Depuis plus d’une dizaine d’années, les ONG sont régulièrement présentes au cœur de l’actualité par leur rôle ou leurs prises de positions. Publiquement reconnues, sollicitées et soutenues, elles sont devenues des acteurs incontournables de la politique internationale. L’engouement pour les ONG est pourtant un phénomène récent, et avec l’augmentation exponentielle de leur nombre, ces structures doivent faire face à de nouveaux défis en lien avec leur rayonnement.
L’apparition des premières ONG
Pour comprendre la trajectoire des ONG, il faut revenir à leur origine. British and Foreign Anti-Slavery Society est la première structure significative dont on a la trace. Elle a été créée en 1839 en Angleterre par un groupe d’abolitionnistes qui, par la création de cette association, voyaient un moyen d’appuyer leur idéologie et de transmettre leur message.

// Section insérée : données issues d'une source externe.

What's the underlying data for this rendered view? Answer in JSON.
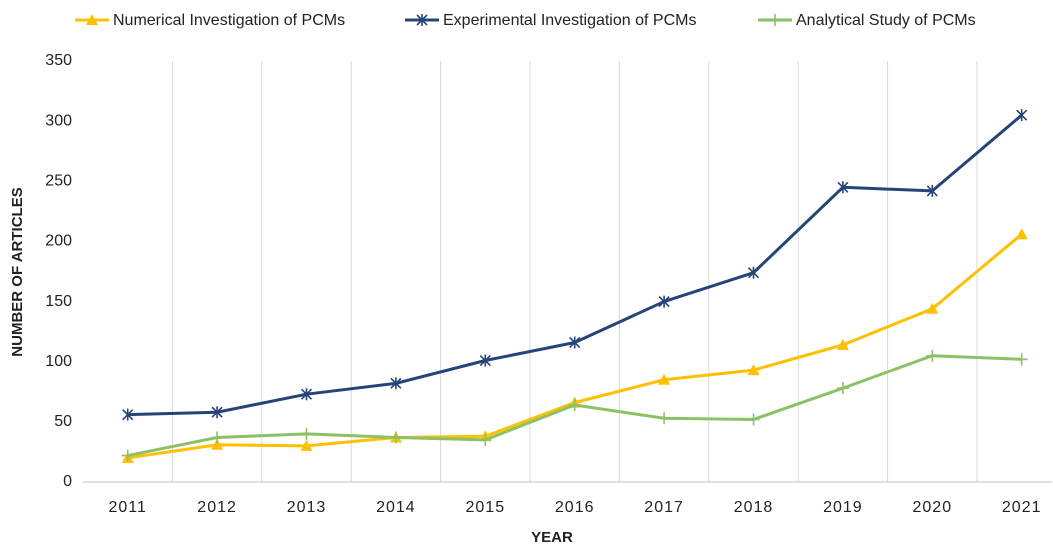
{
  "chart_data": {
    "type": "line",
    "x_label": "YEAR",
    "y_label": "NUMBER OF ARTICLES",
    "categories": [
      "2011",
      "2012",
      "2013",
      "2014",
      "2015",
      "2016",
      "2017",
      "2018",
      "2019",
      "2020",
      "2021"
    ],
    "series": [
      {
        "name": "Numerical Investigation of PCMs",
        "color": "#ffc000",
        "marker": "triangle",
        "values": [
          20,
          31,
          30,
          37,
          38,
          66,
          85,
          93,
          114,
          144,
          206
        ]
      },
      {
        "name": "Experimental Investigation of PCMs",
        "color": "#264478",
        "marker": "star",
        "values": [
          56,
          58,
          73,
          82,
          101,
          116,
          150,
          174,
          245,
          242,
          305
        ]
      },
      {
        "name": "Analytical Study of PCMs",
        "color": "#8cc168",
        "marker": "plus",
        "values": [
          22,
          37,
          40,
          37,
          35,
          64,
          53,
          52,
          78,
          105,
          102
        ]
      }
    ],
    "ylim": [
      0,
      350
    ],
    "yticks": [
      0,
      50,
      100,
      150,
      200,
      250,
      300,
      350
    ],
    "grid": "x",
    "legend": "top"
  }
}
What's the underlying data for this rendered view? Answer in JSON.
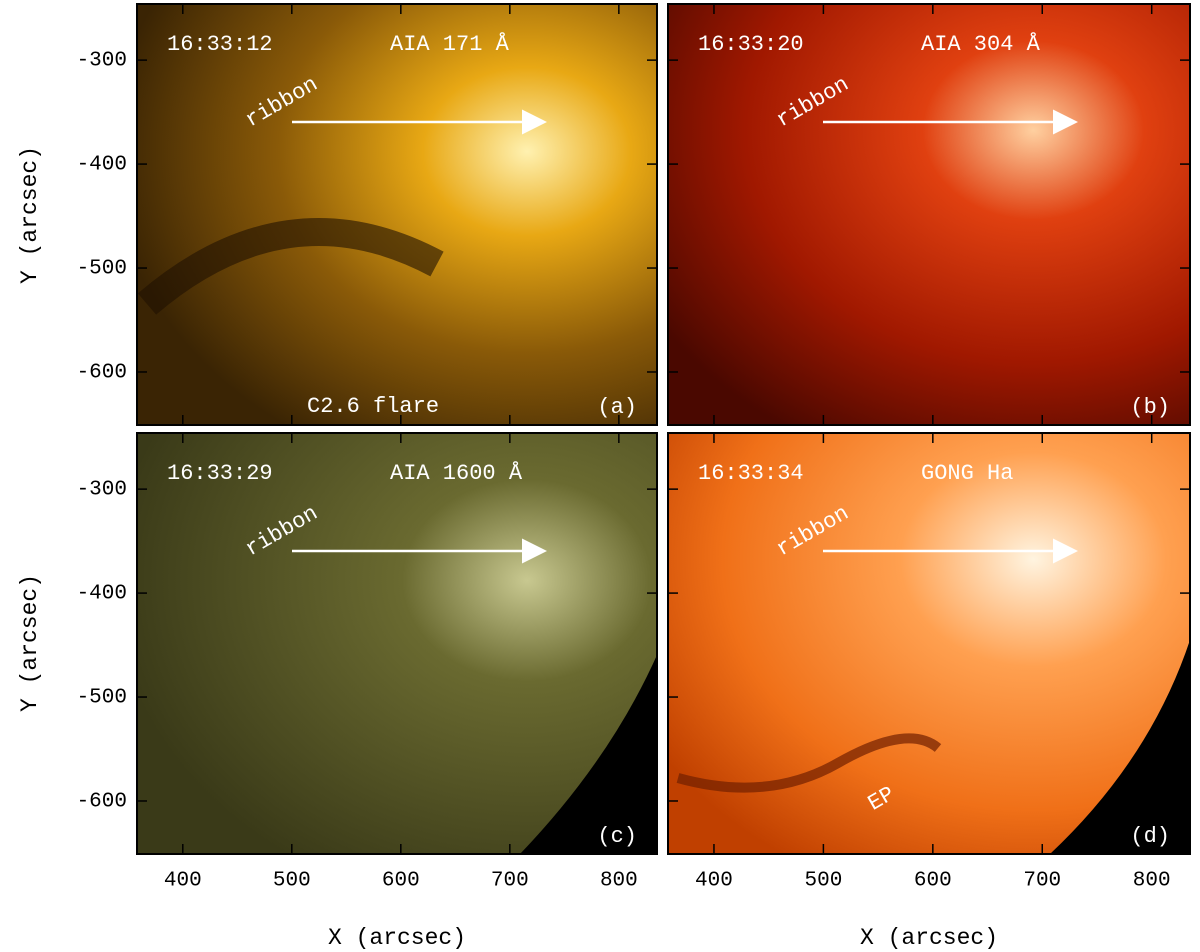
{
  "axes": {
    "x_label": "X (arcsec)",
    "y_label": "Y (arcsec)",
    "xlim": [
      358,
      835
    ],
    "ylim": [
      -651,
      -246
    ],
    "xticks": [
      400,
      500,
      600,
      700,
      800
    ],
    "yticks": [
      -300,
      -400,
      -500,
      -600
    ]
  },
  "panels": [
    {
      "time": "16:33:12",
      "instrument": "AIA 171 Å",
      "letter": "(a)",
      "annotations": [
        "ribbon",
        "C2.6 flare"
      ]
    },
    {
      "time": "16:33:20",
      "instrument": "AIA 304 Å",
      "letter": "(b)",
      "annotations": [
        "ribbon"
      ]
    },
    {
      "time": "16:33:29",
      "instrument": "AIA 1600 Å",
      "letter": "(c)",
      "annotations": [
        "ribbon"
      ]
    },
    {
      "time": "16:33:34",
      "instrument": "GONG Ha",
      "letter": "(d)",
      "annotations": [
        "ribbon",
        "EP"
      ]
    }
  ]
}
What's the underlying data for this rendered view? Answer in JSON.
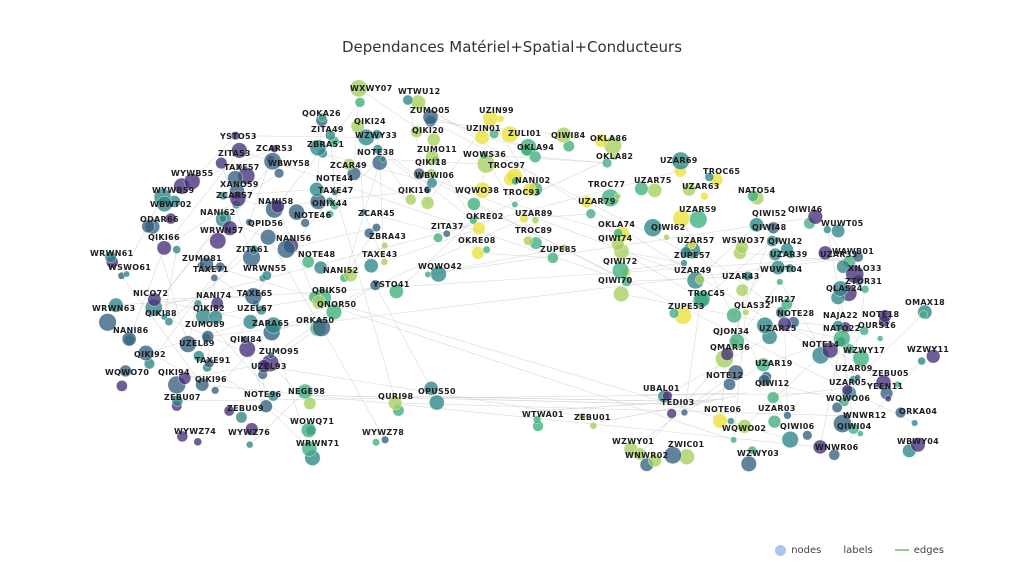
{
  "title": "Dependances Matériel+Spatial+Conducteurs",
  "legend": {
    "nodes": "nodes",
    "labels": "labels",
    "edges": "edges"
  },
  "colors": {
    "edge": "#cccccc",
    "node_stroke": "#ffffff",
    "palette": [
      "#46307a",
      "#35607f",
      "#2e8787",
      "#3eb07c",
      "#a6d05f",
      "#e9e23a"
    ],
    "legend_nodes": "#a9c7ee",
    "legend_edges": "#8fd18f"
  },
  "labels": [
    "WXWY07",
    "WTWU12",
    "ZUMO05",
    "UZIN99",
    "QOKA26",
    "QIKI24",
    "ZITA49",
    "WZWY33",
    "QIKI20",
    "UZIN01",
    "ZULI01",
    "QIWI84",
    "OKLA86",
    "YSTO53",
    "ZBRA51",
    "ZCAR53",
    "NOTE38",
    "ZUMO11",
    "WOWS36",
    "OKLA94",
    "ZITA53",
    "WBWY58",
    "ZCAR49",
    "QIKI18",
    "TROC97",
    "NANI02",
    "OKLA82",
    "UZAR69",
    "TAXE57",
    "TAXE47",
    "NOTE44",
    "WBWI06",
    "TROC65",
    "WYWB55",
    "XANO59",
    "TROC93",
    "TROC77",
    "UZAR75",
    "UZAR63",
    "WYWB59",
    "ZCAR57",
    "QIKI16",
    "WQWO38",
    "NATO54",
    "WBWT02",
    "NANI58",
    "ONIX44",
    "UZAR89",
    "UZAR79",
    "UZAR59",
    "QIWI46",
    "NANI62",
    "QPID56",
    "NOTE46",
    "ZCAR45",
    "OKRE02",
    "OKLA74",
    "QIWI62",
    "QIWI52",
    "WUWT05",
    "ODAR66",
    "WRWN57",
    "ZBRA43",
    "ZITA37",
    "TROC89",
    "QIWI74",
    "UZAR57",
    "WSWO37",
    "QIWI48",
    "QIKI66",
    "NANI56",
    "OKRE08",
    "ZUPE85",
    "QIWI42",
    "WAWB01",
    "WRWN61",
    "ZITA61",
    "NOTE48",
    "TAXE43",
    "ZUPE57",
    "UZAR39",
    "UZAR33",
    "ZUMO81",
    "WQWO42",
    "QIWI72",
    "WUWT04",
    "XILO33",
    "WSWO61",
    "TAXE71",
    "WRWN55",
    "NANI52",
    "UZAR49",
    "UZAR43",
    "ZTOR31",
    "YSTO41",
    "QIWI70",
    "TROC45",
    "QLAS24",
    "QBIK50",
    "ZJIR27",
    "OMAX18",
    "NICO72",
    "NANI74",
    "TAXE65",
    "QNOR50",
    "ZUPE53",
    "QLAS32",
    "NOTE18",
    "WRWN63",
    "QIKI88",
    "QIKI82",
    "UZEL67",
    "NOTE28",
    "NAJA22",
    "ZUMO89",
    "ZARA65",
    "ORKA50",
    "QJON34",
    "UZAR25",
    "NATO22",
    "OURS16",
    "NANI86",
    "QIKI84",
    "UZEL89",
    "NOTE14",
    "QMAR36",
    "WZWY17",
    "WZWY11",
    "QIKI92",
    "TAXE91",
    "ZUMO95",
    "UZAR19",
    "UZEL93",
    "UZAR09",
    "WQWO70",
    "QIKI94",
    "NOTE12",
    "ZEBU05",
    "QIKI96",
    "UBAL01",
    "QIWI12",
    "UZAR05",
    "YEEN11",
    "NEGE98",
    "OPUS50",
    "NOTE96",
    "QURI98",
    "ZEBU07",
    "TEDI03",
    "WQWO06",
    "ZEBU09",
    "WTWA01",
    "NOTE06",
    "UZAR03",
    "ORKA04",
    "WNWR12",
    "ZEBU01",
    "WOWQ71",
    "QIWI06",
    "QIWI04",
    "WYWZ74",
    "WYWZ76",
    "WQWO02",
    "WYWZ78",
    "WZWY01",
    "ZWIC01",
    "WBWY04",
    "WRWN71",
    "WNWR06",
    "WNWR02",
    "WZWY03"
  ]
}
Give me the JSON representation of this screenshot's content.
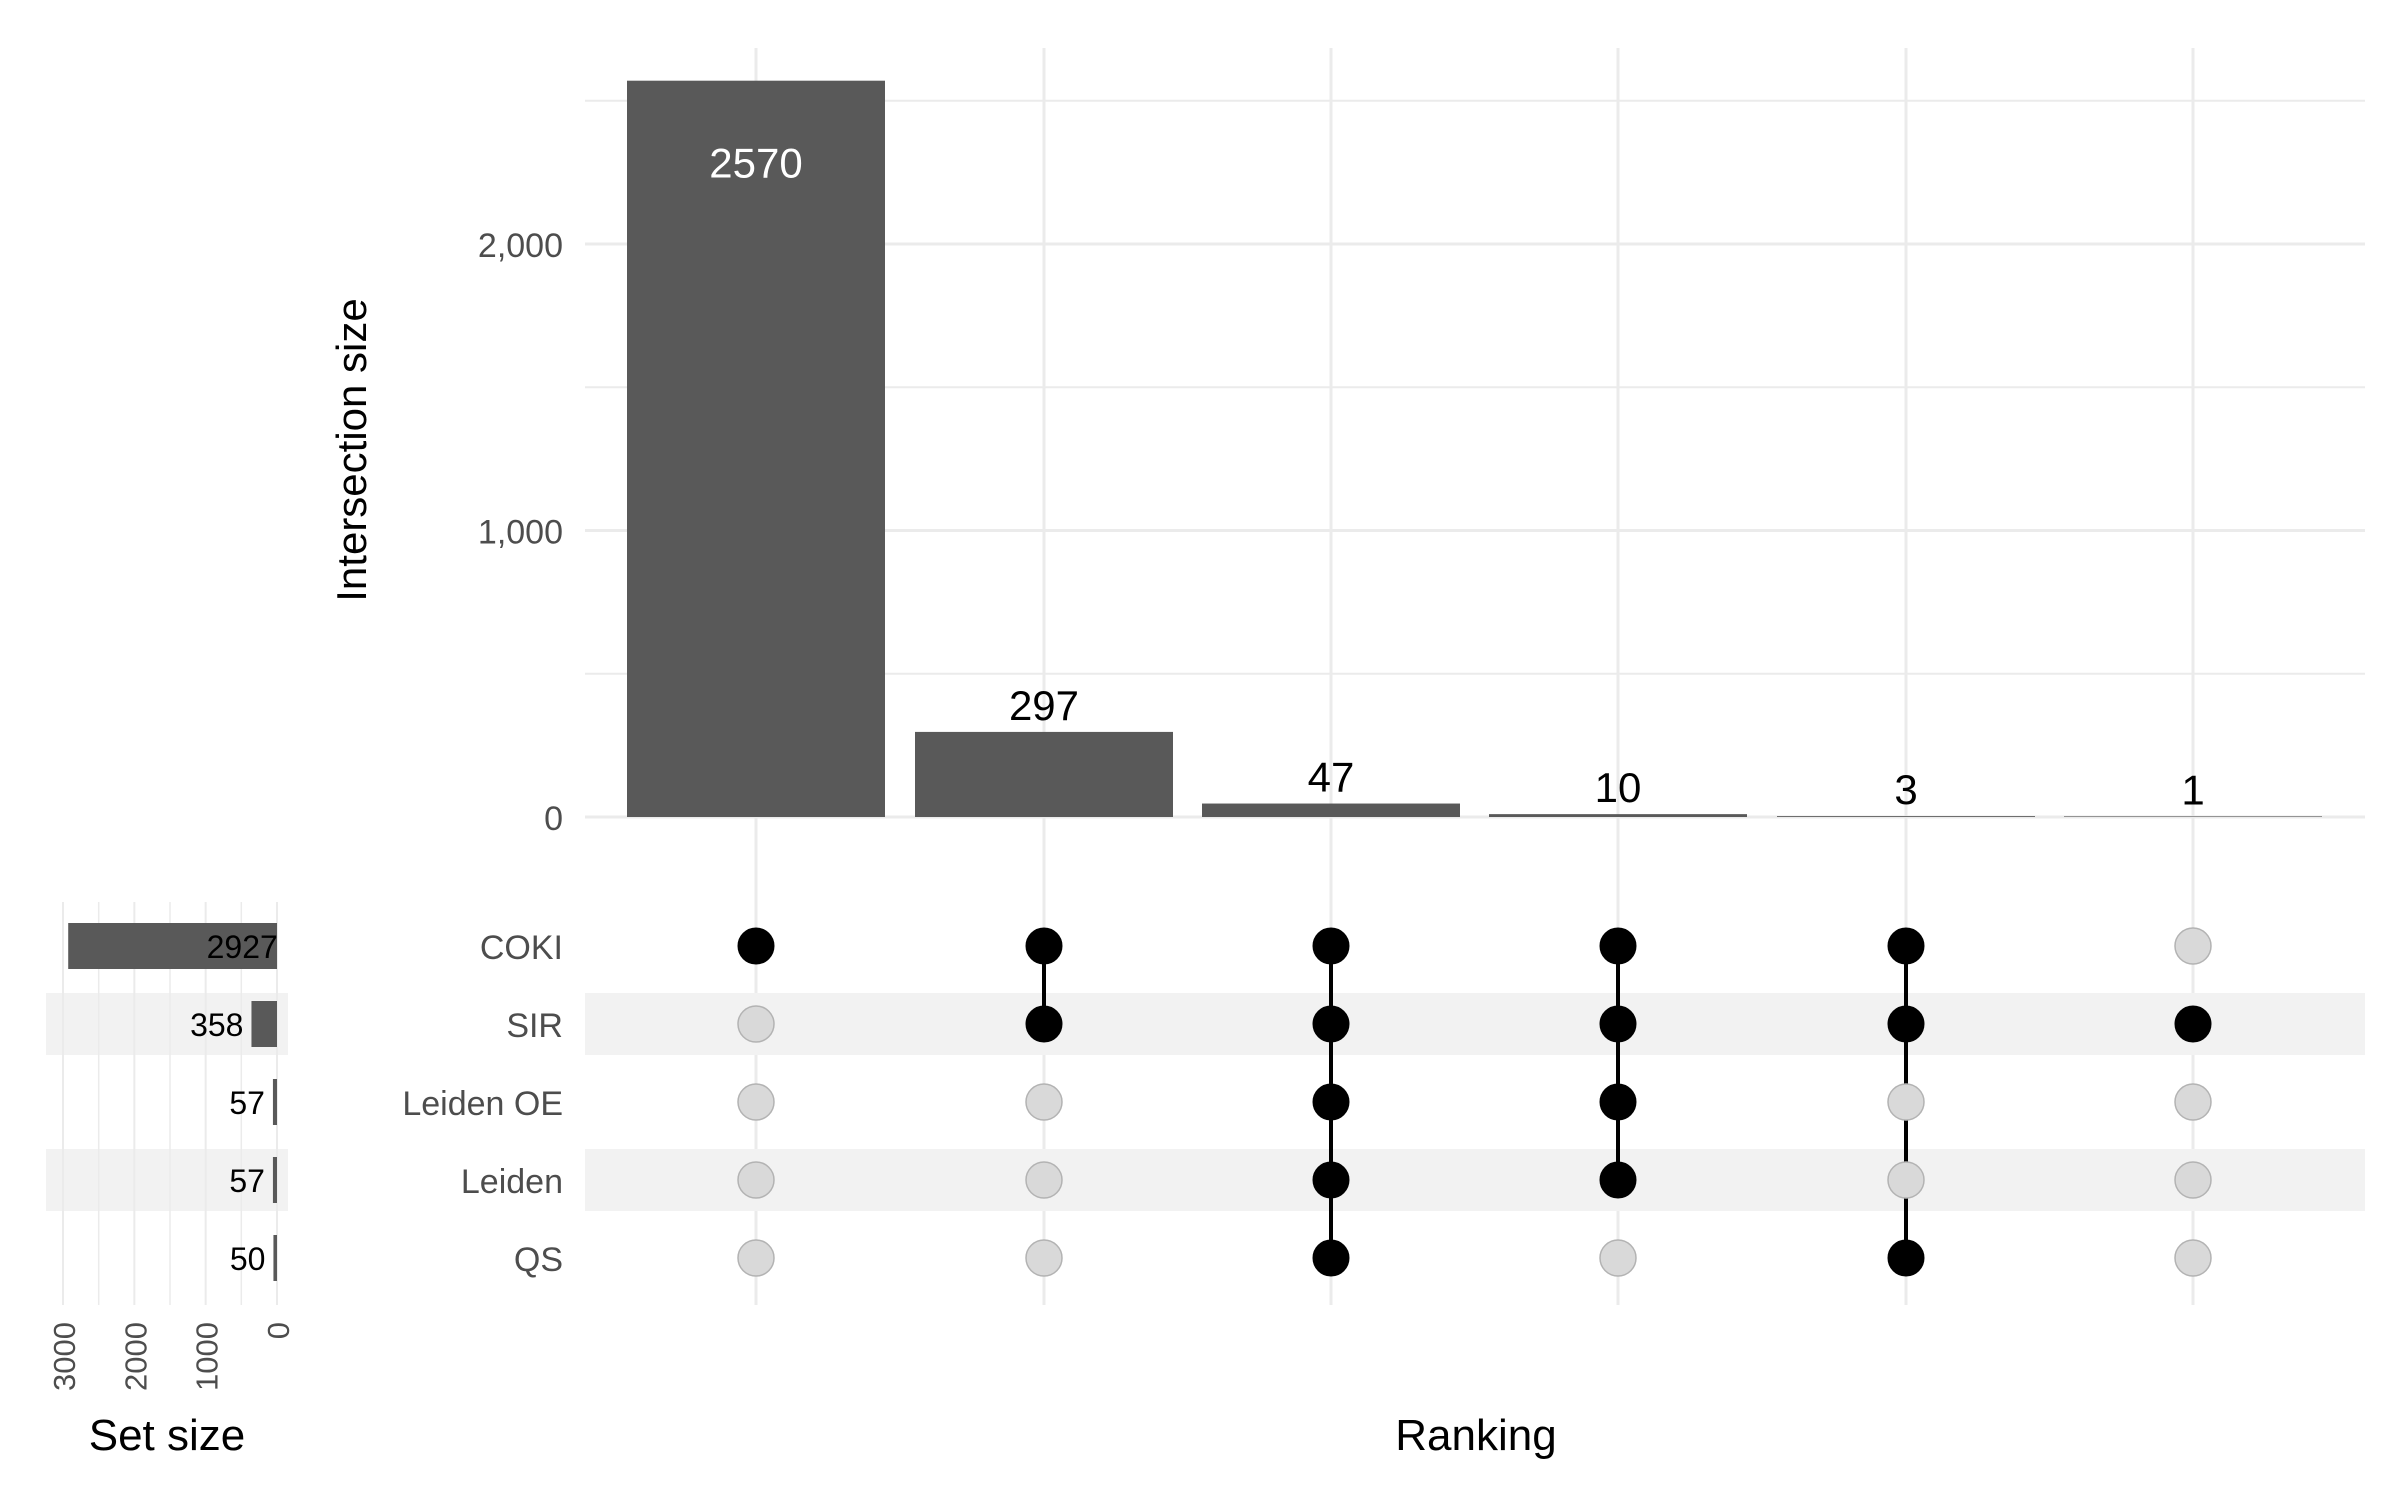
{
  "chart_data": {
    "type": "bar",
    "ylabel": "Intersection size",
    "xlabel": "Ranking",
    "set_size_label": "Set size",
    "ylim": [
      0,
      2700
    ],
    "y_ticks": [
      0,
      1000,
      2000
    ],
    "y_tick_labels": [
      "0",
      "1,000",
      "2,000"
    ],
    "grid": true,
    "colors": {
      "bar": "#595959",
      "dot_on": "#000000",
      "dot_off": "#d9d9d9",
      "stripe": "#f2f2f2",
      "grid": "#ebebeb"
    },
    "intersections": [
      {
        "value": 2570,
        "label": "2570",
        "sets": [
          "COKI"
        ]
      },
      {
        "value": 297,
        "label": "297",
        "sets": [
          "COKI",
          "SIR"
        ]
      },
      {
        "value": 47,
        "label": "47",
        "sets": [
          "COKI",
          "SIR",
          "Leiden OE",
          "Leiden",
          "QS"
        ]
      },
      {
        "value": 10,
        "label": "10",
        "sets": [
          "COKI",
          "SIR",
          "Leiden OE",
          "Leiden"
        ]
      },
      {
        "value": 3,
        "label": "3",
        "sets": [
          "COKI",
          "SIR",
          "QS"
        ]
      },
      {
        "value": 1,
        "label": "1",
        "sets": [
          "SIR"
        ]
      }
    ],
    "sets": [
      {
        "name": "COKI",
        "size": 2927,
        "label": "2927"
      },
      {
        "name": "SIR",
        "size": 358,
        "label": "358"
      },
      {
        "name": "Leiden OE",
        "size": 57,
        "label": "57"
      },
      {
        "name": "Leiden",
        "size": 57,
        "label": "57"
      },
      {
        "name": "QS",
        "size": 50,
        "label": "50"
      }
    ],
    "set_size_range": [
      0,
      3200
    ],
    "set_size_ticks": [
      3000,
      2000,
      1000,
      0
    ],
    "set_size_tick_labels": [
      "3000",
      "2000",
      "1000",
      "0"
    ]
  }
}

À cette époque, le rôle de ces organismes est souvent celui d’un observateur ou d’un négociateur. Les organismes font entendre leur voix par des publications, du lobbyisme ou des manifestations en tout genre. L’action ou plutôt l’intervention sont laissées aux institutions religieuses et militaires. Les religieux se rendent sur le terrain pour apporter de l’aide, un encadrement ou un soutien aux différentes communautés dans le monde. En parallèle, une activité prosélyte s’installe dans ces territoires. Les militaires sont la deuxième face de cette pièce, ils ont un rôle autoproclamé de vecteur de la paix. Les thématiques d’interventions sont réduites et la contrepartie, assumée ou non, impose une hiérarchie dégradante pour les populations. C’est ce que l’on peut observer dans les périodes de colonisation par exemple. Le lobbyisme se fait en métropole ou les centres urbains et les religieux et militaires sont présents sur le terrain.
Une trajectoire en dents de scie
Les ONG n’ont cessé de se multiplier au siècle suivant. En 1900, elles étaient au nombre de 163 dans le monde. En 1945, il y en avait plus de 1000. En 2007, il y en avait plus de 60 000. L’augmentation du nombre de structures est à mettre en relation avec l’extension des domaines d’activités et des zones d’interventions.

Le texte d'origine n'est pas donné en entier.